# Apache 700 Poor toilet flushing (07 model)



## dickydutch (Feb 27, 2009)

Hi,

Can anyone tell me if it's "normal" not to get a full bowl rinse on the toilet system fitted to this model (and loads others i would guess)

Ever since we have had the van it only gives about a 75% rinse of the bowl as the water pressure is not adequate to provide a full rinse.
Any ideas,

Thanks,

Richie


----------



## oilslick (Oct 3, 2007)

*Remove the restrictor!*

For some reason there is a restrictor in the plastic pipe. Open the outside door and have a look at the plastic pipes either side of the solenoid valve for a plastic sleeve inserted inside the pipe (pipe is semi clear).

remove the pipe from the valve, screw a wood screw into the restrictor to pull it out - and presto - correct flush action!

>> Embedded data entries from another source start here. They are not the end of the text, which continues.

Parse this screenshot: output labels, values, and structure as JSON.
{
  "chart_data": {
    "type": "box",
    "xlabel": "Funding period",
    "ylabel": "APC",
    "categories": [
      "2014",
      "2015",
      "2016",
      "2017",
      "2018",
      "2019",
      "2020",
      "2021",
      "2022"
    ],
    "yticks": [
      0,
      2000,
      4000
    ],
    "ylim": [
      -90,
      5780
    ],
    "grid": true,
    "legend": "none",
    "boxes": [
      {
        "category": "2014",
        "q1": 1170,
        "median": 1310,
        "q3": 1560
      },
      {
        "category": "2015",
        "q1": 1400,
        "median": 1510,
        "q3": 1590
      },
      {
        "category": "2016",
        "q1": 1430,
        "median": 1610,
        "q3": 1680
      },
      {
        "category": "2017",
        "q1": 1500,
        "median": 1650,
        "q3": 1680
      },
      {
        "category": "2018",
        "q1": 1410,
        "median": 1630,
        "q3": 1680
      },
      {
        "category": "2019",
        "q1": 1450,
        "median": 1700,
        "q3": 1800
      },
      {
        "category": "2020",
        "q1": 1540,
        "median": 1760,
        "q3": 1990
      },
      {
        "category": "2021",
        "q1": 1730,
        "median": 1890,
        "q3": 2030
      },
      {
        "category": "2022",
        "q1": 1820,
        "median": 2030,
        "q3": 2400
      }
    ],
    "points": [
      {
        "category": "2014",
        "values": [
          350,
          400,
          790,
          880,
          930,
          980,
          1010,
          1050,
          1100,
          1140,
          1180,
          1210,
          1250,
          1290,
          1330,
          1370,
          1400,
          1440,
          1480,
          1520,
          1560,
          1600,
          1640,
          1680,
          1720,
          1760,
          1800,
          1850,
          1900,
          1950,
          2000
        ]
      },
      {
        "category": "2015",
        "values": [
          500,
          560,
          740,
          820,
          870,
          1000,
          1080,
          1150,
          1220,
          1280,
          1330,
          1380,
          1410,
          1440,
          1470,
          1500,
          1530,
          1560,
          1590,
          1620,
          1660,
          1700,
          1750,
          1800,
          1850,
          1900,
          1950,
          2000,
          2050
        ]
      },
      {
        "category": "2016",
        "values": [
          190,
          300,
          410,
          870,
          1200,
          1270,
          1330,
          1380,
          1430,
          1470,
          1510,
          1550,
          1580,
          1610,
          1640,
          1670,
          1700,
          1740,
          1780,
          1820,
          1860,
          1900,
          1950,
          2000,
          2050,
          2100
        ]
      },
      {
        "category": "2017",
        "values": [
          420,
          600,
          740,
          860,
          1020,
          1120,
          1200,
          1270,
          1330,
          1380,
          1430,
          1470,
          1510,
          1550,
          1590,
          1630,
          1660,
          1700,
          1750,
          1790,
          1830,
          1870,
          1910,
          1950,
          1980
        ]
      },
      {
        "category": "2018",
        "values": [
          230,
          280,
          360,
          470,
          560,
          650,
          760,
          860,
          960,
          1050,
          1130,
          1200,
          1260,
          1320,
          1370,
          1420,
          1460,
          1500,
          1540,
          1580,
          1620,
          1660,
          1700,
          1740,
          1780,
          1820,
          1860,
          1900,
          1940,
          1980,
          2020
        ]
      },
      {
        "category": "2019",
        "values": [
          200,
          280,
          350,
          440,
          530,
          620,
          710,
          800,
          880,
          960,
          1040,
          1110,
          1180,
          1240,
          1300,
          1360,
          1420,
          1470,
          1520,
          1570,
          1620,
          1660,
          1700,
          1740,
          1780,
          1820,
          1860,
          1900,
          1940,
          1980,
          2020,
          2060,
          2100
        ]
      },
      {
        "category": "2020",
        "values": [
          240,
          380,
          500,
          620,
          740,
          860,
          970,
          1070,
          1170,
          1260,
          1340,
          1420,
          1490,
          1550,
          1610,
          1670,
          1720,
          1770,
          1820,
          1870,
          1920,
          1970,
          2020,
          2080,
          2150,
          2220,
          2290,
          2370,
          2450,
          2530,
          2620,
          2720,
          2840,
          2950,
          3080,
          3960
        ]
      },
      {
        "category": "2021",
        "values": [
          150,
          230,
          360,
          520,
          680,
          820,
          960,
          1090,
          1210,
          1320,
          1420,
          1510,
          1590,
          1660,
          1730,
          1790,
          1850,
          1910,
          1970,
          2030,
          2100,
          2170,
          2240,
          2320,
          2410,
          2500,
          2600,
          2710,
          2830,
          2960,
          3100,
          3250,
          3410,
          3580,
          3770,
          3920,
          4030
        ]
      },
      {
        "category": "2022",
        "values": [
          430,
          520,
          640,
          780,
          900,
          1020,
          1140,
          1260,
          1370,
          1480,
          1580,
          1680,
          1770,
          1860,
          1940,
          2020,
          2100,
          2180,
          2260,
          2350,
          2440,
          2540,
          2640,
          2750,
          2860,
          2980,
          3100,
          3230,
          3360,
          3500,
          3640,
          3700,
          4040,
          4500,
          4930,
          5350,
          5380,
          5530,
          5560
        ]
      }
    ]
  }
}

Why they do it I dont know!!

Grant


----------



## dickydutch (Feb 27, 2009)

Grant,

Thanks very much - that simple!

Cheers


Richie


----------



## Annsman (Nov 8, 2007)

Just so you know, they can be a bu**er to get out. A good tip is to dip the pipe in hot water for about 30 seonds. This will make it flexible enough to be able to sqeeze the restrictor along. Be careful if you try to "spear" it with a screwdriver though, you might push it further up the pipe. Someone I know very well did this and it took me ages to get it out!


----------



## rayc (Jun 3, 2008)

*Re: Remove the restrictor!*



oilslick said:


> For some reason there is a restrictor in the plastic pipe.
> Why they do it I dont know!!
> 
> Grant


The restrictor is supposed to be used in some MH's which have high pressure pumps.


----------